Co-created in 1968 with producer Jon Davison, The Movie Orgy is that rare breed of cinematic object that appeared decades ahead of the cultural curve. Long before the phrases “mash-up,” “super-cut,” or “remix culture” entered the lexicon, Dante and Davison were splicing together footage from innumerable sources: Atomic Age science-fiction features, serialized tales of police detectives and Texas Rangers, vintage commercials, propaganda films, musical performances, cartoons, talk shows, and newsreels. The filmmakers toured college campuses and small theaters with their celluloid Frankenstein, which originally boasted a running time of over seven hours.
Dante eventually reassembled The Movie Orgy from the original footage into a four-and-a-half-hour cut, and it was this version of the film that SLIFF screened at the Hi-Pointe Theater on Sunday. Dante himself was on hand to introduce the film, affably urging attendees to step out for a cigarette or a pizza at any point, and to return at their discretion. (He also urged the staff to correct the projected aspect ratio early in the screening, a request that was quickly fulfilled.)
Experiencing The Movie Orgy proves to be a kind of ADHD tour of the Boomer generation’s cinematic and televisual memory, assembled with an experimental artist’s audacity and a satirist’s wink. For viewers with childhood memories of pop artifacts like Frankie Valli, You Bet Your Life, and Carter’s Little Liver Pills, Dante and Davison’s film serves as a trippy, relentless cavalcade of remembrances. The Movie Orgy’s raw materials may also strike familiar chords with Gen X and Y filmgoers who grew up with Mystery Science Theater 3000’s re-packaged cheese, such as Burt I. Gordon’s giant monster flicks.
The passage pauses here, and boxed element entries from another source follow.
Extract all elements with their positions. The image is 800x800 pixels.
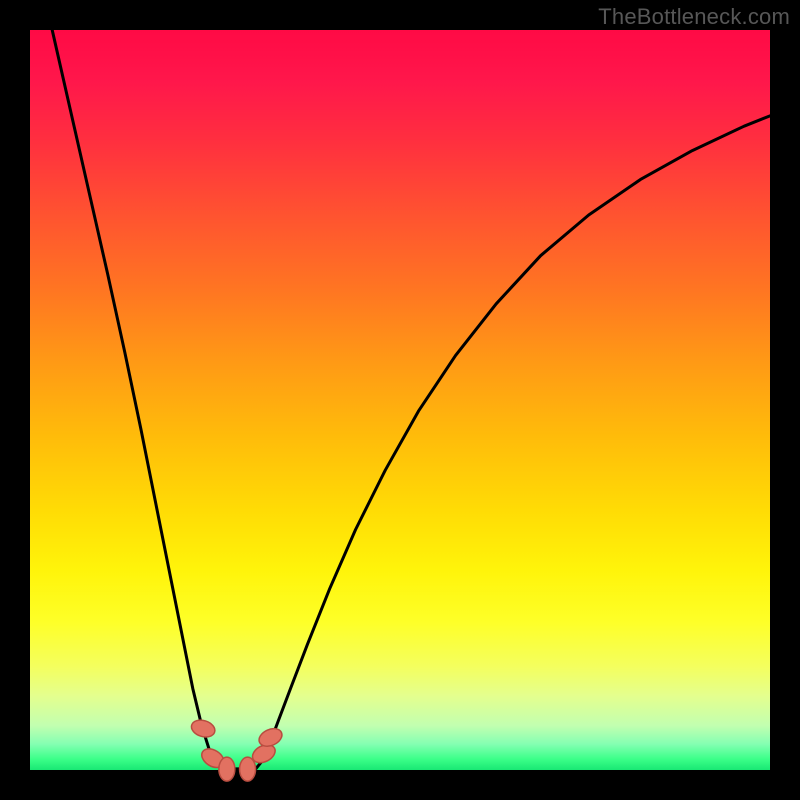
data-marker bbox=[219, 757, 235, 781]
plot-svg bbox=[30, 30, 770, 770]
plot-area bbox=[30, 30, 770, 770]
data-marker bbox=[240, 757, 256, 781]
outer-frame: TheBottleneck.com bbox=[0, 0, 800, 800]
watermark-text: TheBottleneck.com bbox=[598, 4, 790, 30]
gradient-background bbox=[30, 30, 770, 770]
However, The Movie Orgy’s appeal transcends the simplistic nostalgia-tweaking found on Cracker Barrel clearance shelves. Dante and Davison’s palpable affection for the movies—and their prickly awareness of the medium’s manipulative and formulaic character—shine through every surreal clip, cunning cut, and sardonic musical juxtaposition. The film serves as a bold, engrossing illustration of editing’s pivotal role in cinema, and as a long-lost validation of the present-day free culture movement. The Movie Orgy’s marvelous buoyancy and drollness demonstrate that the repurposing of existing works is (and always has been) an art form that can amuse, surprise, and provoke.